Наивный нарциссизм аналогий оказывается не столь безобидным, когда тебе дают понять (причем не какие-то махровые реакционеры, а умные и тонкие авторы), что отдаленное прошлое – бомба замедленного действия, «всегда уже» подложенная под настоящее. Переходя на другую тему, попытаюсь воспроизвести факс Кабакова, полученный минуту назад в ответ на фрагменты моего комментария:

Дорогой Витя! Благодарю за доклад Андрея и за твои соображения по этому поводу. «Все правы» – и Андрей, и ты, пишущий о его статье, и я, который пишет этот факс о твоем комментарии к Андрею... в доме, который построил Джек (имя бывшего хозяина нашего дома). Мой комментарий сводится к слову «место». Что означает смотреть с «моего» места? Или с какого-нибудь другого (непонятно какого) «места»? И всегда ли, действительно, связаны два понятия – «смотреть» и «место». Они связаны, как мне кажется, местоимением «кто». Другими словами, «кто-то» сидит на месте и «смотрит». Но вот неординарный случай: «некто» (не—«кто») не имеет «места» и смотрит, не видя. Но чтобы «видеть», надо быть кем-то и иметь место.
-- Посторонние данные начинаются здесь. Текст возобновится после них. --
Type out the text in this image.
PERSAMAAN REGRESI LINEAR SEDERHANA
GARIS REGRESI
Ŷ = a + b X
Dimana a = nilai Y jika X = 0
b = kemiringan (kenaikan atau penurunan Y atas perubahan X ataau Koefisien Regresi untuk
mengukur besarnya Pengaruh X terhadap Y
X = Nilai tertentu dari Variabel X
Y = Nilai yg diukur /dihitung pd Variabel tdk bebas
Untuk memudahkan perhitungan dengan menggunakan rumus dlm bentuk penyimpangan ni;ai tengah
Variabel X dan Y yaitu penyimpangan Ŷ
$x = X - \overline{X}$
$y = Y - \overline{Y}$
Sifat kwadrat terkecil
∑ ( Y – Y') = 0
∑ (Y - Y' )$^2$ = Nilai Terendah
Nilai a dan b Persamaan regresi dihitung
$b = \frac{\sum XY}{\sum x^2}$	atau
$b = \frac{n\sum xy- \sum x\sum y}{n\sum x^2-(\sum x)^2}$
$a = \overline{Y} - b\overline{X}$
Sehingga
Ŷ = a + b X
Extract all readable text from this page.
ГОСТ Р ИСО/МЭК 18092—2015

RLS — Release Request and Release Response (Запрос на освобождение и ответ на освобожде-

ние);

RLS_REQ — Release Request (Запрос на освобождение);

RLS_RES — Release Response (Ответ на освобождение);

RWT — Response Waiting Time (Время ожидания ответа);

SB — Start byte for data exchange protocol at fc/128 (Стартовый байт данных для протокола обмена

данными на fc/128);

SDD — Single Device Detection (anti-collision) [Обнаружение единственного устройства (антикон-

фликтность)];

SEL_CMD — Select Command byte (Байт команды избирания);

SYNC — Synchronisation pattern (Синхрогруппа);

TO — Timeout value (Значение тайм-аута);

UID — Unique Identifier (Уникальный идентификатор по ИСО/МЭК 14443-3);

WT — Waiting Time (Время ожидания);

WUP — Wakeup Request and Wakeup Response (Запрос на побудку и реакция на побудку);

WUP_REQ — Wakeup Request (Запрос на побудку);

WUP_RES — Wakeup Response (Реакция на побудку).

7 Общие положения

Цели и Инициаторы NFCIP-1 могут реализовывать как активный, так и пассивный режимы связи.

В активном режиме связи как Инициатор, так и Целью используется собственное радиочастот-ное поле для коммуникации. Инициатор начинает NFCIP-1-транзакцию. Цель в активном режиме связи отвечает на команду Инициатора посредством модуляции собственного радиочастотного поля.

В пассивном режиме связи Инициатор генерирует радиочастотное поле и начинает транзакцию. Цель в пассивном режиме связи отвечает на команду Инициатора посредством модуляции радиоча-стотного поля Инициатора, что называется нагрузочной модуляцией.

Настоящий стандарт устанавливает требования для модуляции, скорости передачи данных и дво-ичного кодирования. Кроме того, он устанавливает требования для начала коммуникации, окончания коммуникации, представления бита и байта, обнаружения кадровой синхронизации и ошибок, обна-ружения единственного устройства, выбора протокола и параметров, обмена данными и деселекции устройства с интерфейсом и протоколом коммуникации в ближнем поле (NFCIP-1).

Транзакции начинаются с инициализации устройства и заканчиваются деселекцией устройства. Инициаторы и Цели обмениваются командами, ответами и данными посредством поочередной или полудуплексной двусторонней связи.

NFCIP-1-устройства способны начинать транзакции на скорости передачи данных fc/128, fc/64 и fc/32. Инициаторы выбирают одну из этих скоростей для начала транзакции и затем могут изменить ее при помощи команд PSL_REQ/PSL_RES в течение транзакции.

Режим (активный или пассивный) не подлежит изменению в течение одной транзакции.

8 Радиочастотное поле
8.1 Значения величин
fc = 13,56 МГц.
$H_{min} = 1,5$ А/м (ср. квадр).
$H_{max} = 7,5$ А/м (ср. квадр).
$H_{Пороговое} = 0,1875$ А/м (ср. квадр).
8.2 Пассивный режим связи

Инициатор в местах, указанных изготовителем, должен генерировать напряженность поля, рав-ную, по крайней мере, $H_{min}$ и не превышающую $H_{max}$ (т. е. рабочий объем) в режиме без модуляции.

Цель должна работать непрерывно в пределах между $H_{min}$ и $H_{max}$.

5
Для этого «некто» должен стать «персонажем», т.е. «быть», но только в одном смысле, а именно – быть «видным» самому себе, а значит – другим. Выгода понятна: в дебете – «очевидность» и, следовательно, эстетичность, художественность и прочие «блага»; в кредите – обманность, липовость «персонажа», стратегичность и условность – одним словом, «концепт» (или, как теперь говорят, «проект»). В результате – завершенность уже с самого начала, т.е. тупик (по Андрею, что справедливо). Но в чем же тогда смысл этих «качелей», если «быть» в отличие от «не быть» можно только в виде «персонажа» (или «персонажей»)?

Твой Илья.

 

Заканчивая, еще раз напомню о формате этого комментария – о попытке хоть как-то (пусть неудачно) восполнить пробел в памяти, связанный с перформансом «КД» во Франкфурте. Восполнение этого пробела в сочетании с критикой доклада Монастырского о Кабакове соответствует моему представлению о взаимоотношениях между большим и малым экранами, на которых демонстрировались акция «КД» и фильм «Слепой самурай». Их оппозиция – предлог для возникновения еще одного горизонта (горизонт «второго воина»). По аналогии с призраком, «рыщущим по Европе», этот горизонт можно назвать спектральным.

 

Париж, 16 декабря 2003

Примечания

  1. ^ Я благодарен Андрею за напоминание о «параллелизме другого рода: ведь в мешках с картошкой находились магнитофоны, воспроизводившие саундтреки японского фильма, который демонстрировался на телевизионном экране. А сам фильм шел без звука (т.е. звук исходил из мешков и с другого экрана, где показывалась «картофельная» акция)». 
  2. ^ Хотя в докладе о Кабакове Монастырский ставит своего «учителя» на пьедестал, Кабаков никогда не гнушался советским изобразительным материалом и сделал несколько соцартистских работ. То же самое можно сказать и о самом Андрее, посвятившем ВДНХ несколько замечательных текстов, визуальных объектов и фотографий. Он также написал два одобрительных эссе – о картине Булатова «Опасно» и об «Огоньке» Олега Васильева. По-видимому, Джон Кейдж, которого Монастырский называет вторым (после Кабакова) учителем, – единственный «родительский» персонаж (symbolic father), не запятнанный соцартом... (Андрей в курсе моих возражений в его адрес и собирался включить этот текст в один из томов «Поездок за город»).